Believe me, love, it was the nightingale.
(Romeo and Juliet (act iii, sc. 5, 2)
In 1st Henry IV, (act ii, sc 4, 41) the waiter, Francis, says as he responds to the summons of Poin, a highwayman drinking buddy of Prince Harry;
Anon, anon, sir.—Look down into the Pomgarnet,
Ralph.
The pomegranate goes back to ancient times. It is native to Iran and northeast Turkey was widely cultivated in the Middle East, parts of Asia, and the Mediterranean. It was known in ancient Egypt and Mesopotamia and is mentioned numerous times in the Old Testament.

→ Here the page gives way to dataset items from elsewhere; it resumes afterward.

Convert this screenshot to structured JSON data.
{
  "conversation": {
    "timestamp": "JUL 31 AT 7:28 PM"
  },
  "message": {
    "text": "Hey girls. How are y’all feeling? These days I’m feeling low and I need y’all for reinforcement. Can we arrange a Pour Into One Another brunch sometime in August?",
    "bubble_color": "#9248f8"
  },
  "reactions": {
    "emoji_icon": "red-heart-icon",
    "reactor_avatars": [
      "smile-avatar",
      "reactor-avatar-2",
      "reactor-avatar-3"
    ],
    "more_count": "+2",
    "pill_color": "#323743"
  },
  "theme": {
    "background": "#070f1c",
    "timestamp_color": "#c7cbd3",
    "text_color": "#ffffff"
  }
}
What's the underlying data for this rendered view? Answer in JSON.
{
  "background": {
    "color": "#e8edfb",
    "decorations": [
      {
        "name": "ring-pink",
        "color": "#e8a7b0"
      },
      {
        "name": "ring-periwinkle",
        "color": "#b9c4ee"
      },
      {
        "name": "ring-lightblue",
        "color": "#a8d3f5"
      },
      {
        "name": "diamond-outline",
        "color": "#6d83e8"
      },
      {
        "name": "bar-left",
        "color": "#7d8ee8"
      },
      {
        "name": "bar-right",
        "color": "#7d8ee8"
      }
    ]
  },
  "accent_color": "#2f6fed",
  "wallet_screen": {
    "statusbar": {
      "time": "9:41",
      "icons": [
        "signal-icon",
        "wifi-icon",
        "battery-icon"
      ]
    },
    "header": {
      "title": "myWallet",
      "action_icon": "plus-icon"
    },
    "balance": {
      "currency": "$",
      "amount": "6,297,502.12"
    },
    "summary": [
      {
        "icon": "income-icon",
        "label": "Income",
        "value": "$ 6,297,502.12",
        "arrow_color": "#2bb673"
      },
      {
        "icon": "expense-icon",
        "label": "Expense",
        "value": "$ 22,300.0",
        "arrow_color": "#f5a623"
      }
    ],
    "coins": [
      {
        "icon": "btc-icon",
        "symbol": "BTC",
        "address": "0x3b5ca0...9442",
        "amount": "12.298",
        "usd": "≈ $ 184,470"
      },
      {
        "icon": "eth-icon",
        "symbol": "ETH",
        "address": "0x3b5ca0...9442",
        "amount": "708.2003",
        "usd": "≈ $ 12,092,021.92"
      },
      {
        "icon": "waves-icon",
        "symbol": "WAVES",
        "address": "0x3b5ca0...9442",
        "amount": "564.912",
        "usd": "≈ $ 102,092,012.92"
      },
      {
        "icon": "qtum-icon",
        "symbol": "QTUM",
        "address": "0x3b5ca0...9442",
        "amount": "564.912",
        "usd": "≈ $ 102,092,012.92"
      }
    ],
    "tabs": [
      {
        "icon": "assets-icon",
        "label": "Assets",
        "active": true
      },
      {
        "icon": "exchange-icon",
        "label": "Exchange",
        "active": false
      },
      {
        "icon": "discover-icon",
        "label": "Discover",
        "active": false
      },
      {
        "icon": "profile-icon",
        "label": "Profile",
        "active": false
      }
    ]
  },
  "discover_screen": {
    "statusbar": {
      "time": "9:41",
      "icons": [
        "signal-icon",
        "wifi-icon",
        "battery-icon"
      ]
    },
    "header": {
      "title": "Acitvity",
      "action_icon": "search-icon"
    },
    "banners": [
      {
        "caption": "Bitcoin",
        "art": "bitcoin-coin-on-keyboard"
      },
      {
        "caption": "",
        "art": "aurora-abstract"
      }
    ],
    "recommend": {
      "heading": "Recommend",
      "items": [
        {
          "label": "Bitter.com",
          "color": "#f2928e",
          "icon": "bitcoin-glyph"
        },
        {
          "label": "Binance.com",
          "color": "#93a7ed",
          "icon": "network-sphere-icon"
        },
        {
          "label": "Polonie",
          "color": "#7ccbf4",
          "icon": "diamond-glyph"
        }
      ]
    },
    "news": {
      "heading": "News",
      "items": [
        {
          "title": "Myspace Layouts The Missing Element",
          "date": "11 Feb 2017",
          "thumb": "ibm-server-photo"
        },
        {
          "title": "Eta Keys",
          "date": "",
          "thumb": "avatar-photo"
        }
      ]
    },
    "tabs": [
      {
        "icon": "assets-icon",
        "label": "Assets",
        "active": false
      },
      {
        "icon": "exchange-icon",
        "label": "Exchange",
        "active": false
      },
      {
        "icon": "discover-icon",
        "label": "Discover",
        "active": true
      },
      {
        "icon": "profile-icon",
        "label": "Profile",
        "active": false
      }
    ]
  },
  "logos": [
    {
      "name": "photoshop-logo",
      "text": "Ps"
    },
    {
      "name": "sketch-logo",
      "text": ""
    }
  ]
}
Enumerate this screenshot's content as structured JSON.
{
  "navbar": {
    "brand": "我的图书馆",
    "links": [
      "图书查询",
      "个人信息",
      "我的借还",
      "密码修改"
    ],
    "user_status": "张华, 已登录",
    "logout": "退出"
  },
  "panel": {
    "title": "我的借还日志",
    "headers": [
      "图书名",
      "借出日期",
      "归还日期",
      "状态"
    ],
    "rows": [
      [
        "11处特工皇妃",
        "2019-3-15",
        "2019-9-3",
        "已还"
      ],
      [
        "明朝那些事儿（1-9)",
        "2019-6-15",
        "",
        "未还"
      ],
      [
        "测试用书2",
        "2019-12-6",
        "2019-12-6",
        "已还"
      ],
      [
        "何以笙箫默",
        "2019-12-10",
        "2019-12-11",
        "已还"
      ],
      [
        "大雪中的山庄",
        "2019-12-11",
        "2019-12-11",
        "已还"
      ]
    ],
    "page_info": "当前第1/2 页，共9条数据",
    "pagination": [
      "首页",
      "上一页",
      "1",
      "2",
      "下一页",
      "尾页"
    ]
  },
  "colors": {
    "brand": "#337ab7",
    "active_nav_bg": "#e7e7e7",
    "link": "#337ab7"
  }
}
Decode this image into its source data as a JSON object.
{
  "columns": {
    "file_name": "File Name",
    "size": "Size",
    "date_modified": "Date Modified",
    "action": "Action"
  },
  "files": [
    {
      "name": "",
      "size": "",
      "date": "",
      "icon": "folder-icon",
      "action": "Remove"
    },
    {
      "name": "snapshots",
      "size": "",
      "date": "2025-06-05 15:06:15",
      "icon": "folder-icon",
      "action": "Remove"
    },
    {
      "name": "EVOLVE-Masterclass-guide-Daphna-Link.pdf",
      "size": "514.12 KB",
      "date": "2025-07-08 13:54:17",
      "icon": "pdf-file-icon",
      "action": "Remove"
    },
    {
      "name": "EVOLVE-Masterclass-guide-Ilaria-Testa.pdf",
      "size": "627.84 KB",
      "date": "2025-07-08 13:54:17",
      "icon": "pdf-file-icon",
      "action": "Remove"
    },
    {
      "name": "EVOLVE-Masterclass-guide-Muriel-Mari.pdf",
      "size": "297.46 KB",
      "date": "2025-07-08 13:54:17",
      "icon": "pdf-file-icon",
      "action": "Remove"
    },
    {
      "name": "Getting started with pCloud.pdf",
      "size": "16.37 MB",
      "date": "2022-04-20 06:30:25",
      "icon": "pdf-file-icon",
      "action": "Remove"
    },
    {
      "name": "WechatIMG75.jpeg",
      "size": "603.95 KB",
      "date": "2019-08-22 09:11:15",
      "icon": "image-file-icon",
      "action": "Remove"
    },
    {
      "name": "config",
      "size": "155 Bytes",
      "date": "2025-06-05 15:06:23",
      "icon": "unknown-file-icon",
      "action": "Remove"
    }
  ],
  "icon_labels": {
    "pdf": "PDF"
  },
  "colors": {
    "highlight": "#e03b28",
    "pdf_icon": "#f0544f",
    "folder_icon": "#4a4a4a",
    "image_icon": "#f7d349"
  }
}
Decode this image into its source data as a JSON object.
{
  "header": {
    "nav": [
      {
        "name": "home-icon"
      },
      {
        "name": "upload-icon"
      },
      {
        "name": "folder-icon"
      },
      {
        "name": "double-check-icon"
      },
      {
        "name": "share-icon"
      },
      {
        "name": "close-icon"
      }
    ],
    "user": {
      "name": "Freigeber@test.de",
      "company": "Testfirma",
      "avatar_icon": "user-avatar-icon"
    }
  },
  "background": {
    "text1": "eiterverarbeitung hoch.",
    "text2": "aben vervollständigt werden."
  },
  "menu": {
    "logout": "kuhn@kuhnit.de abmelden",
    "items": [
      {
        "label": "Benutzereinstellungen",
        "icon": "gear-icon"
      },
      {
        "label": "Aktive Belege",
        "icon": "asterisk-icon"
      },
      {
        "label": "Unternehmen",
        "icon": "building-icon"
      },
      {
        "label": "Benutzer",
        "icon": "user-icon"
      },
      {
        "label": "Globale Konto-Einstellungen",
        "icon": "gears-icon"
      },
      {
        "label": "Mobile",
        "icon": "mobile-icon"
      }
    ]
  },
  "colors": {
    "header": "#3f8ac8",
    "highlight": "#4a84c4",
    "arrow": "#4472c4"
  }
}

Both the Greeks and Romans knew the pomegranate and incorporated it into the myth of Ceres and Proserpine. The sixteenth century herbalist, Gerard, comments that it grows well in hot countries but he probably did not grow any as the pomgranates are believed to have been introduced into England in themed seventeenth century.
The origin of the genus name, Punica, goes back to Roman times when it was named for the country where the Romans first found the plants, Phoenicia. The specific name, granata, comes from the Latin word meaning “many seeded’. Pomgranate may be derived from the French word pomme meaning apple, combined with the Latin “many seeded”.